Nous réaffirmons ces principes.

On ne peut pas laisser refermer comme une parenthèse toute une période de combat et de progrès humaniste et progressiste qui ont permis de faire avancer des idées sur la délinquance, la justice, la peine, la personne emprisonnée les peines alternatives, les libérations conditionnelles. C’est le sens que nous réaffirmons de notre combat.

Quelques mots encore.

§ Nous en appelons à faire connaître à l’opinion, la détérioration de la situation dans les prisons. La République ne peut accepter que la prison soit un lieu clos.

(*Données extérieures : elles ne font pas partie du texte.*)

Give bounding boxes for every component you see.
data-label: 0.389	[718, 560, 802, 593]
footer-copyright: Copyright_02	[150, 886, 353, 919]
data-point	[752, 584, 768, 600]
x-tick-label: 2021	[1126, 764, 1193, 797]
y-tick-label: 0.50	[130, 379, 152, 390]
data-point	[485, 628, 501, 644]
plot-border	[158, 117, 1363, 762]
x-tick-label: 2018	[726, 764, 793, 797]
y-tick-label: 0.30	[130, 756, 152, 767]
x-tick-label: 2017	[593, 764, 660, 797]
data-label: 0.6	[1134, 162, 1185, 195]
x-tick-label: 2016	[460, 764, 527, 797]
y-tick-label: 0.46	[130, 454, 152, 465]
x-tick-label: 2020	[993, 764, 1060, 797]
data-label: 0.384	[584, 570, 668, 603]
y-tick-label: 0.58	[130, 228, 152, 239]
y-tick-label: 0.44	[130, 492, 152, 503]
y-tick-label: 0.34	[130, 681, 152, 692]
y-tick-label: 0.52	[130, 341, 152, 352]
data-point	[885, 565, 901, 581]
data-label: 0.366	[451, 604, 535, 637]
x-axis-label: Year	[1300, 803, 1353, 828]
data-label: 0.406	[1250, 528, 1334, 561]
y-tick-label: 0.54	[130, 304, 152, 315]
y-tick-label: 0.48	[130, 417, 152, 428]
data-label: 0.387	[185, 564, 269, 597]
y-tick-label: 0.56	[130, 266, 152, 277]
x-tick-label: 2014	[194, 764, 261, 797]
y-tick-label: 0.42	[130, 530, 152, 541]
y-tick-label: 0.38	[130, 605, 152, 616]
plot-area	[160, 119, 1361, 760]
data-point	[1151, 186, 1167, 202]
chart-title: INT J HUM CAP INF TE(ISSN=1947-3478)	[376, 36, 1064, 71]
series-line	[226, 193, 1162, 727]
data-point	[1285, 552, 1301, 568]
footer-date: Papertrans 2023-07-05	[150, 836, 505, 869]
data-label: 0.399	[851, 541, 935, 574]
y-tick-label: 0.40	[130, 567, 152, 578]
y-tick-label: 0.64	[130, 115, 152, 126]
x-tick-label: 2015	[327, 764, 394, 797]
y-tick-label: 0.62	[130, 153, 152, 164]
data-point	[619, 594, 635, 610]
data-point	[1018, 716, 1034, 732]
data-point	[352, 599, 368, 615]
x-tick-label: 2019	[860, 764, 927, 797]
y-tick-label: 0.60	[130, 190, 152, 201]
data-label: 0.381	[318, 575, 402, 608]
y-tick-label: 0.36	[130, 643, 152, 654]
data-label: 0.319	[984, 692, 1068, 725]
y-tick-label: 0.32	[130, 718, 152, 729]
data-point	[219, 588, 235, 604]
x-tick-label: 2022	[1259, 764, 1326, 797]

Il faut rappeler l’importance qu’à eu la visite des parlementaires dans toutes les prisons, et le double rapport qui en a résulté.

 

§ Nous estimons de notre responsabilité politique de participer avec tous ceux qui veulent travailler avec nous, les mouvements de défense des droits de l’Homme, les syndicalistes, le monde religieux, les intellectuels nombreux qui travaillent sur la justice et la prison à une relance du débat politique sur la question de la justice, de la sécurité, de la police.

 

Le Parti communiste prendra des initiatives en ce sens dans la prochaine période.